Determination of saponification value gives idea about the proportion of fatty acids in respect to molecular weight and chain length. The mineral oil e.g. liquid paraffin is not acted upon by alkali and so there is no uniform solution upon saponification; thus its presence is detected in butterfat. From the knowledge of RM value and Saponification value, as both are higher in for butter fat, the adulteration of animal body fat or vegetable fat/oil can be detected. The Saponification value is also important in speculation about certain physical properties like melting point, solidification point, refractive index etc. of fat.

26.2.1.1 Principle

Heating with alcoholic KOH saponifies the fats/oils. Fats are water insoluble and hence the rate of hydrolysis by aqueous KOH is slow so alcoholic KOH is used for the reaction. The amount of alkali consumed for saponification of fat is estimated by back titration with an acid. Refluxing is the collection of distillate back in the original content from which it has been vaporized.

26.2.2 Free Fatty Acids

Milk fat contains little concentration of free fatty acids in their composition. Upon passage of time due to splitting of glycerides by the action of lipase the concentration of free fatty acids increase resulting into hydrolytic rancidity.
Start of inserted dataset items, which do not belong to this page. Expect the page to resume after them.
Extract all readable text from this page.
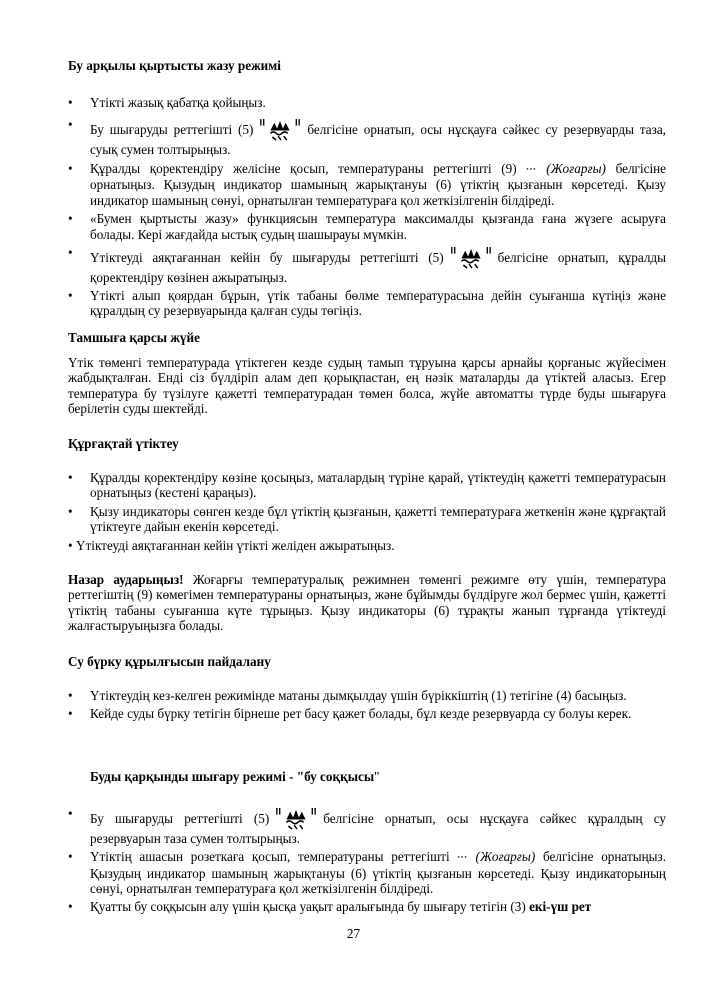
Бу арқылы қыртысты жазу режимі
• Үтікті жазық қабатқа қойыңыз.
• Бу шығаруды реттегішті (5)	белгісіне орнатып, осы нұсқауға сәйкес су резервуарды таза, суық сумен толтырыңыз.
• Құралды қоректендіру желісіне қосып, температураны реттегішті (9) ••• (Жоғарғы) белгісіне орнатыңыз. Қызудың индикатор шамының жарықтануы (6) үтіктің қызғанын көрсетеді. Қызу индикатор шамының сөнуі, орнатылған температураға қол жеткізілгенін білдіреді.
• «Бумен қыртысты жазу» функциясын температура максималды қызғанда ғана жүзеге асыруға болады. Кері жағдайда ыстық судың шашырауы мүмкін.
• Үтіктеуді аяқтағаннан кейін бу шығаруды реттегішті (5)	белгісіне орнатып, құралды қоректендіру көзінен ажыратыңыз.
• Үтікті алып қоярдан бұрын, үтік табаны бөлме температурасына дейін суығанша күтіңіз және құралдың су резервуарында қалған суды төгіңіз.
Тамшыға қарсы жүйе
Үтік төменгі температурада үтіктеген кезде судың тамып тұруына қарсы арнайы қорғаныс жүйесімен жабдықталған. Енді сіз бүлдіріп алам деп қорықпастан, ең нәзік маталарды да үтіктей аласыз. Егер температура бу түзілуге қажетті температурадан төмен болса, жүйе автоматты түрде буды шығаруға берілетін суды шектейді.
Құрғақтай үтіктеу
• Құралды қоректендіру көзіне қосыңыз, маталардың түріне қарай, үтіктеудің қажетті температурасын орнатыңыз (кестені қараңыз).
• Қызу индикаторы сөнген кезде бұл үтіктің қызғанын, қажетті температураға жеткенін және құрғақтай үтіктеуге дайын екенін көрсетеді.
• Үтіктеуді аяқтағаннан кейін үтікті желіден ажыратыңыз.
Назар аударыңыз! Жоғарғы температуралық режимнен төменгі режимге өту үшін, температура реттегіштің (9) көмегімен температураны орнатыңыз, және бұйымды бүлдіруге жол бермес үшін, қажетті үтіктің табаны суығанша күте тұрыңыз. Қызу индикаторы (6) тұрақты жанып тұрғанда үтіктеуді жалғастыруыңызға болады.
Су бүрку құрылғысын пайдалану
• Үтіктеудің кез-келген режимінде матаны дымқылдау үшін бүріккіштің (1) тетігіне (4) басыңыз.
• Кейде суды бүрку тетігін бірнеше рет басу қажет болады, бұл кезде резервуарда су болуы керек.
Буды қарқынды шығару режимі - "бу соққысы"
• Бу шығаруды реттегішті (5)	белгісіне орнатып, осы нұсқауға сәйкес құралдың су резервуарын таза сумен толтырыңыз.
• Үтіктің ашасын розеткаға қосып, температураны реттегішті ••• (Жоғарғы) белгісіне орнатыңыз. Қызудың индикатор шамының жарықтануы (6) үтіктің қызғанын көрсетеді. Қызу индикаторының сөнуі, орнатылған температураға қол жеткізілгенін білдіреді.
• Қуатты бу соққысын алу үшін қысқа уақыт аралығында бу шығару тетігін (3) екі-үш рет
27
In milk and cream, lactic acid is important, contributing major part of acidity, whereas, in butter and ghee wide range of fatty acids occur which vary widely in molecular weight. It is therefore preferable to present the free fatty acids in terms of acid value.

26.2.2.1 Principle

The free fatty acids present in ghee are estimated by titration with weak alkali using phenolphthalein as indicator.

26.2.3 Reichert-Meissle and Polenske Values

The method does not determine the total quantities of volatile fatty acids, soluble and insoluble in water, present in combination in fat. The amount of these acids actually determined by this process is dependent on strict adherence to the dimensions of the apparatus and the details of the procedure.

The Reichert-Meissl value (R.M. value) is the number of ml of 0.1 N aqueous alkali solution required to neutralize the water-soluble steam volatile fatty acids distilled from 5g of ghee under the precise conditions specified in the method.

The Polenske value is the number of m1 of 0.1 N aqueous alkali solution required to neu-tralize the water-insoluble stream volatile fatty acids distilled from 5g of ghee under the precise conditions specified in the method.

The Kirschner value is the number of ml of 0.1 N aqueous alkali solution required to neutralize the water-soluble steam volatile fatty acids which form water-soluble silver salts distilled from 5g of ghee under the precise conditions specified in the method.

26.2.3.1 Principle

Upon saponification of fats with strong alkali under vigorous heat, the acylglycerols split into glycerol and alkaline salt of fatty acids. The fatty acid salts thus obtained are treated with dilute sulphuric acid to set free the fatty acids during steam distillation. A portion of the fatty acids, being volatile under the given condition, pass into the distillate along with excess of water.

The volatile portion again consists of two types of fatty acids (i) water-soluble and (ii) water-insoluble. The water-insoluble fatty acids are harvested by washing the condenser, still head, receiver and filter paper with alcohol/rectified spirit where as water-soluble fatty acids remain in the filtrate of the distillates. Amount of the water-soluble fatty acids is estimated by titrating the filtrate with standard alkali. That of water-insoluble fatty acids is estimated by titrating the alcohol extract with standard alkali.

The distillation time should be between 19 and 21min. Overheating results into decarboxylation of fatty acids and migration of double bonds. Hence, prolonged heating or distillation brings decomposition of nonvolatile fatty acids and yield volatile products which makes the determination nonquantitative.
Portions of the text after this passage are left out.